A quienes nos dedicamos al arte, se nos hace extraño tener que presentar a Darío Villalba, pues lo consideramos un creador único e imprescindible dentro del arte español siglo XX.
Perteneció a una generación de artistas que, un tanto ajenos al informalismo y al expresionismo abstracto imperante en la década de los años sesenta, no fue especialmente bien tratada por la historiografía del arte.
Esta exposición es un regalo para todos, pero quizás aún más para aquellos que por primera vez se encontrarán cara a cara con sus emblemáticos encapsulados y percibirán la emoción y sensibilidad encerrada en cada uno de ellos.
Darío Villalba (San Sebastián, 1939 –Madrid, 2018) reconoció su respeto y admiración por el trabajo de los artistas de El Paso, pero nunca se sintió identificado con sus postulados, mostrándose más afín a movimientos como el Pop y el arte conceptual, siempre desde un lenguaje muy personal y muy novedoso –quizás demasiado y por eso poco entendido–dentro de la escena española. Fue decisiva en este aspecto su estancia en Nueva York, donde asistió a la exposición de Warhol, “Flowers”, en la mítica galería de Leo Castelli, y vivió en primera persona el nacimiento del arte pop.
Sería precisamente el pintor de Pittsburgh quien en 1964, siendo entonces una estrella emergente, calificara el trabajo de Villalba como “pop soul”, apreciación recuperada ahora para dar título a la exposición. Este “pop del alma” nace de la intención por parte del artista de utilizar la fotografía para reflejar y nombrar lo innombrable, retratando la condición humana a través de aquellas personas marginadas, solitarias y vulnerables que habitan las ciudades. Una “fauna humana” que al artista le resultaba fascinante.
El reconocimiento internacional le llegó pronto, durante su participación en la XXXV Bienal de Venecia, en 1970. Allí exhibió su primeros encapsulados, realizados entre 1968 y 1969, caracterizados por su fuerte colorido rosa fluorescente, a los que más tarde nos referiremos. Tras este primer éxito obtuvo, en 1973, el Premio Internacional de Pintura de la Bienal de Sao Paulo, siendo uno de los pocos artistas españoles que han logrado un galardón en una bienal internacional.

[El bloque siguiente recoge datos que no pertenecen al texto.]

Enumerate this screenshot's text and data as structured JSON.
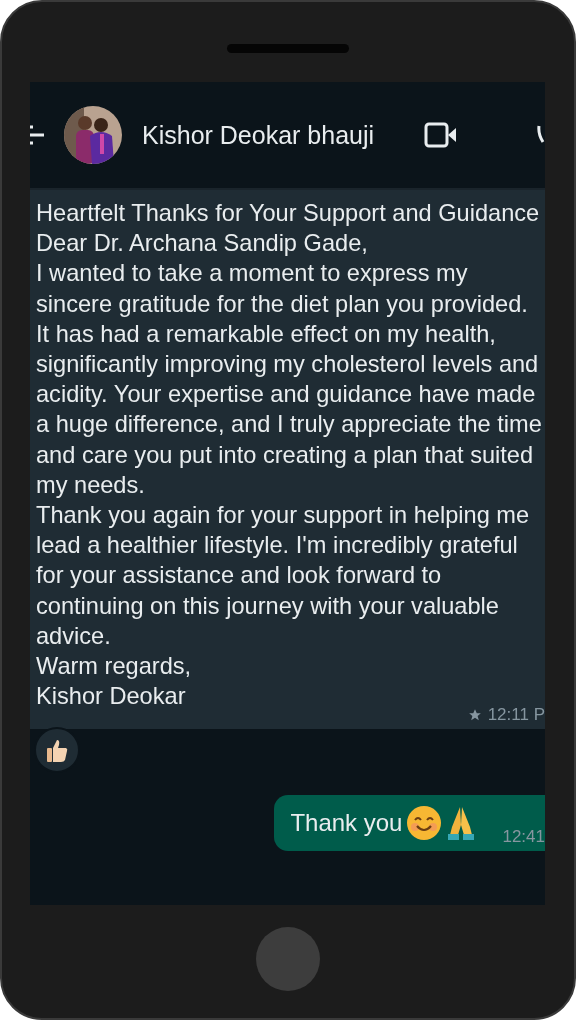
{
  "chat": {
    "contact_name": "Kishor Deokar bhauji"
  },
  "messages": [
    {
      "kind": "incoming",
      "paragraphs": [
        "Heartfelt Thanks for Your Support and Guidance",
        "Dear Dr. Archana Sandip Gade,",
        "I wanted to take a moment to express my sincere gratitude for the diet plan you provided. It has had a remarkable effect on my health, significantly improving my cholesterol levels and acidity. Your expertise and guidance have made a huge difference, and I truly appreciate the time and care you put into creating a plan that suited my needs.",
        "Thank you again for your support in helping me lead a healthier lifestyle. I'm incredibly grateful for your assistance and look forward to continuing on this journey with your valuable advice.",
        "Warm regards,",
        "Kishor Deokar"
      ],
      "time": "12:11 P",
      "starred": true,
      "reaction": {
        "kind": "thumbs-up"
      }
    },
    {
      "kind": "outgoing",
      "paragraphs": [
        "Thank you"
      ],
      "emojis": [
        {
          "kind": "smile"
        },
        {
          "kind": "folded-hands"
        }
      ],
      "time": "12:41"
    }
  ]
}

Un año después empezaría su relación con la madrileña galería Vandrés y a partir de los ochenta estuvo principalmente representado por Luis Adelantado, con quien participaría en varias ediciones de ARCO. Su “capacidad de integración sintética en diálogo permanente con las corrientes de vanguardia” le llevó a ser reconocido con el Premio Nacional de Artes Plásticas en 1983.